JAKARTA, Actadiurma.id – Asosiasi Perusahaan Ban Indonesia (APBI) menduga tutupnya pabrik ban milik PT Hung-A Indonesia di Cikarang, Jawa Barat disebabkan oleh persoalan importasi yang sulit hingga menipisnya bahan baku.
Ketua Umum APBI Aziz Pane mengatakan, importasi ban perlu dipermudah untuk memenuhi kebutuhan segmen produk yang belum diproduksi lokal. Menurutnya, regulator lamban dalam merilis persetujuan impor (PI) sehingga pemenuhan permintaan pasar tersendat. “Tidak hanya Hung-A yang kesulitan, banyak pabrik ban lainnya yang sama kondisinya. Ini karena lemahnya respons pemerintah, kami selalu minta kasihlah impor, kita kan ada ban yang belum bisa diproduksi di sini,” kata Aziz kepada media, Kamis (18/1/2024).

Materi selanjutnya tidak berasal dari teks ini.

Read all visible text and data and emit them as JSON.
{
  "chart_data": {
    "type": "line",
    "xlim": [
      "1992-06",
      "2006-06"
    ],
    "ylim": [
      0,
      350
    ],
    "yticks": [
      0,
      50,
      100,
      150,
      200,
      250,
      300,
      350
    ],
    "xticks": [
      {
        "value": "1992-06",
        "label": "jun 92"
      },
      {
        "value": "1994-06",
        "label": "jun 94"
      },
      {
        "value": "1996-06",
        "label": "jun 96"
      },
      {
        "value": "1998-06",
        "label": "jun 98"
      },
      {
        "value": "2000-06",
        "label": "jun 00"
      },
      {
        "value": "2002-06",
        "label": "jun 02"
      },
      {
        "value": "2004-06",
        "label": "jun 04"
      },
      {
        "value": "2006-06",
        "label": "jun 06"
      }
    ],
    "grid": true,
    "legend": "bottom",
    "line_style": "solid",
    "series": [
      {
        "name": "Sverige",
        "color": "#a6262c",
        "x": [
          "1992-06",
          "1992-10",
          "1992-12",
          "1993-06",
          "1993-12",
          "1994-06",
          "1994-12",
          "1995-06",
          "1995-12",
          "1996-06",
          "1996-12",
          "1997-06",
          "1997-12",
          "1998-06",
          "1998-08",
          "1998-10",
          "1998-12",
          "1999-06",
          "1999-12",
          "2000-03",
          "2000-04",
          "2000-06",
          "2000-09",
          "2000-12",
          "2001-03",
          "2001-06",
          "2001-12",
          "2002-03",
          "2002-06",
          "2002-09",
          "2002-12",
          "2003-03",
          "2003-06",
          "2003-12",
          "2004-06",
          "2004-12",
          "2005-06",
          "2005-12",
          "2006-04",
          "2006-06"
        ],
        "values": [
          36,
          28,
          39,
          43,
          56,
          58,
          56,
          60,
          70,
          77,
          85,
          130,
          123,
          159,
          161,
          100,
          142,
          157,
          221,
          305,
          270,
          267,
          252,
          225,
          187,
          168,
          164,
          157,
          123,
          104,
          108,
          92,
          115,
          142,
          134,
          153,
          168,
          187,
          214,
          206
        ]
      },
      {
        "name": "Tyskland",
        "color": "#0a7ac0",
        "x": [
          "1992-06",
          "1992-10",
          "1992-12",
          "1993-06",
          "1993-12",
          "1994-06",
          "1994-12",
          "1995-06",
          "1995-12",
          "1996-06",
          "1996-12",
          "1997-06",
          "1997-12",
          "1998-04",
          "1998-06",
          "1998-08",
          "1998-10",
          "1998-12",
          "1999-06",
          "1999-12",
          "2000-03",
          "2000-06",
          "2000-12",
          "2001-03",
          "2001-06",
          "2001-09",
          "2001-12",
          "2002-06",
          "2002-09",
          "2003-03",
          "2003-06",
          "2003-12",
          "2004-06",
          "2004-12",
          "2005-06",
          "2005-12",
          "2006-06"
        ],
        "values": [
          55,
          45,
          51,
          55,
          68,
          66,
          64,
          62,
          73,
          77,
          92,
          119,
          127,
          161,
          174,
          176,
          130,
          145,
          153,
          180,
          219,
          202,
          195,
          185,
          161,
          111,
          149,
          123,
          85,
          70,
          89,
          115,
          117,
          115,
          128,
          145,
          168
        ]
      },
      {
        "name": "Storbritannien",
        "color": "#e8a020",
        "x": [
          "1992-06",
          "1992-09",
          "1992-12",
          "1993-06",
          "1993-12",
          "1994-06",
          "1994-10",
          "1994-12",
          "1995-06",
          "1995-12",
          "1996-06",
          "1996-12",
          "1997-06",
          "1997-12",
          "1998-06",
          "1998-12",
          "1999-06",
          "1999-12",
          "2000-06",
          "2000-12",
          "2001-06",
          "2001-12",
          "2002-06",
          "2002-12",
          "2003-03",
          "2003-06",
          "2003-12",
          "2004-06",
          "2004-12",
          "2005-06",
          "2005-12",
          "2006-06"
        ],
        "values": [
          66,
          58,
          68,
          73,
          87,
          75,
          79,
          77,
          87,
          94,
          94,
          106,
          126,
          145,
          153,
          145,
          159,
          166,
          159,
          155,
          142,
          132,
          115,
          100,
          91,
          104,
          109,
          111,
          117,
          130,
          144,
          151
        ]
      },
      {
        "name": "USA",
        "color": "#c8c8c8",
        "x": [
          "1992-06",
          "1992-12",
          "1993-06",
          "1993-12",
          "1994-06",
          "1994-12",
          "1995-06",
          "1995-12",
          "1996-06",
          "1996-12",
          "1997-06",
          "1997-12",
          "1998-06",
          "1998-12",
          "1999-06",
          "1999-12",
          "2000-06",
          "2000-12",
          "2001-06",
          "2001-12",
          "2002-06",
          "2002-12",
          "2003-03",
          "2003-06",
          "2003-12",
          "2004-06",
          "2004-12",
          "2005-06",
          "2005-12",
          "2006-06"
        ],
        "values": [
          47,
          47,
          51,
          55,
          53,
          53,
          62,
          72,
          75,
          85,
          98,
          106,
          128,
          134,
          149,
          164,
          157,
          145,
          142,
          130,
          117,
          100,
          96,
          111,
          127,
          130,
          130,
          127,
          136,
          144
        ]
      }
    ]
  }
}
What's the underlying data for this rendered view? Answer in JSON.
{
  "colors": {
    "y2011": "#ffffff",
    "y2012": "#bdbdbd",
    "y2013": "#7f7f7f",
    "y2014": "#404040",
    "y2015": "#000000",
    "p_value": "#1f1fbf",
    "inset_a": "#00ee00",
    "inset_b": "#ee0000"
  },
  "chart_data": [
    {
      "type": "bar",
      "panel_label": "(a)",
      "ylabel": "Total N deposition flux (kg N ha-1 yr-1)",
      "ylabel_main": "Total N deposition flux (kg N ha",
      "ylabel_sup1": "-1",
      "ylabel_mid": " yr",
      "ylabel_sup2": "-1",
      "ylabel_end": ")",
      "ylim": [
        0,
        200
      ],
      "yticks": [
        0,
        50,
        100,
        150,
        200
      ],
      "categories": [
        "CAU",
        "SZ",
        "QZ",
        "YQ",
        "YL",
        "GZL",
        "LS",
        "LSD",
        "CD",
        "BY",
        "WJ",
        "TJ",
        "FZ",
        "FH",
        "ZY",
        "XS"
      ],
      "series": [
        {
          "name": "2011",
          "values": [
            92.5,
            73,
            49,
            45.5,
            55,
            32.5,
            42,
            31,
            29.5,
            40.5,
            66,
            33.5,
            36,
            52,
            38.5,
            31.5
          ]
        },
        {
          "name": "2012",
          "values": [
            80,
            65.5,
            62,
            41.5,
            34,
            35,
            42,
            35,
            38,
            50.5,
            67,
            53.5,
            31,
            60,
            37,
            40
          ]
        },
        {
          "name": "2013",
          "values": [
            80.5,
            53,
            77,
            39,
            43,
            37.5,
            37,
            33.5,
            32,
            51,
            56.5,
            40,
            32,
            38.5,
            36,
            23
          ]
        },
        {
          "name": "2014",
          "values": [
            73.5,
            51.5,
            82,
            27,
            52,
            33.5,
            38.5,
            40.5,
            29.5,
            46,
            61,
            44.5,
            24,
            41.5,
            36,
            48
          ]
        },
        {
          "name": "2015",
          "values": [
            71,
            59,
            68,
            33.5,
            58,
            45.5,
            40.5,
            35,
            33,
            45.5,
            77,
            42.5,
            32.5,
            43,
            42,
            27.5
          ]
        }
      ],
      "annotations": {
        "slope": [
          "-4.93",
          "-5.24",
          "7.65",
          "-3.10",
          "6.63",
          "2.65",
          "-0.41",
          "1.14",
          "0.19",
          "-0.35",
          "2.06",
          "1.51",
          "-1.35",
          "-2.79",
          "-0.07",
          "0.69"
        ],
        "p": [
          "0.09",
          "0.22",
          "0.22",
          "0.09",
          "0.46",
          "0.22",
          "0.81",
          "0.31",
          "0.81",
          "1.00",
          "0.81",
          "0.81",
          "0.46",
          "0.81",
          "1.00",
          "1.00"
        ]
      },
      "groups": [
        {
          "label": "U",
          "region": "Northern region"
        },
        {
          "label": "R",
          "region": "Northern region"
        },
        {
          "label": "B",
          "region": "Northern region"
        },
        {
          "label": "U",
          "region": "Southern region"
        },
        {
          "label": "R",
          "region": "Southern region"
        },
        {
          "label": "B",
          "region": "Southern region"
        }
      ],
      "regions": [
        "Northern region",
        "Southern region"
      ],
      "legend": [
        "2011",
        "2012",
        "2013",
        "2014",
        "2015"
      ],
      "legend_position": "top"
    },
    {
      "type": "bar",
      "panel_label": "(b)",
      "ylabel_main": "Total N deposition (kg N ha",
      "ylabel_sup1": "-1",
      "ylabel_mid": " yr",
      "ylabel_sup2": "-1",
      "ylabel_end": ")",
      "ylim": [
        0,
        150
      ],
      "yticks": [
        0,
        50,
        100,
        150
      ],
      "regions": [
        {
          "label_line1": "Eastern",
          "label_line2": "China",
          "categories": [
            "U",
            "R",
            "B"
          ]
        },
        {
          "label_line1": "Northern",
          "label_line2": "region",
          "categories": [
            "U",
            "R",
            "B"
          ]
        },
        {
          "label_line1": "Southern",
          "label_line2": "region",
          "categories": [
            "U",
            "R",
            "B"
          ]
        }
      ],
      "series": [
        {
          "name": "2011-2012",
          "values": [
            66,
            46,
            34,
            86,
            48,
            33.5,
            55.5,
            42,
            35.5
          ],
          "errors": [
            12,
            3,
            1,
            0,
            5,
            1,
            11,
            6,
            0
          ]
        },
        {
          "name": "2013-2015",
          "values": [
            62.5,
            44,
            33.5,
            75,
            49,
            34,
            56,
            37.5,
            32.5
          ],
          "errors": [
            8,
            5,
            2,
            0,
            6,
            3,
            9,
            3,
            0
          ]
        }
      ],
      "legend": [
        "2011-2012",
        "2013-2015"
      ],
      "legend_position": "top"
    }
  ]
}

Aziz mengungkit regulasi Peraturan Pemerintah (PP) 28/2021 tentang Penyelenggaraan Bidang Perindustrian. Sejak aturan tersebut berlangsung, impor ban menjadi sulit, meskipun telah terbit revisi barunya, yakni PP No. 46/2023.
Di sisi lain, dia mengaku tak memahami alasan pemerintah menunda izin impor ban selama ini. Regulasi ini yang disebut dapat memicu investor kocar-kacir mempertimbangkan relokasi pabrik ke negara lain. “Sekali lagi, pasar domestik itu menjanjikan, tetapi jika barang tidak ada, mereka [pemerintah] persulit kami impor, bagaimana? Regulasi itu jelas boleh kami impor 10% ban dari kapasitas produksi tapi realitanya susah, tidak ada izin itu,” ujarnya.
Selain itu, dia juga membenarkan adanya kesulitan produsen ban untuk memenuhi bahan baku lantaran industri olahan karet alam yang terpuruk. Hal ini lantaran para petani yang melakukan konversi lahan dari pertanian karet menjadi kelapa sawit.
Bukan tanpa alasan, harga karet yang terus turun membuat petani lebih memilih komoditas yang menguntungkan. Sayangnya, kondisi ini memicu pasokan bahan karet olahan rakyat (bokar) semakin menipis. “Bahan baku kita juga semakin kosong, betul, bokar itu sudah sulit. Pengusaha ban di Medan itu berkali-kali meminta tolong ke saya karena sulit dapat bahan baku, kalau ada pun itu mahal ongkosnya,” tuturnya.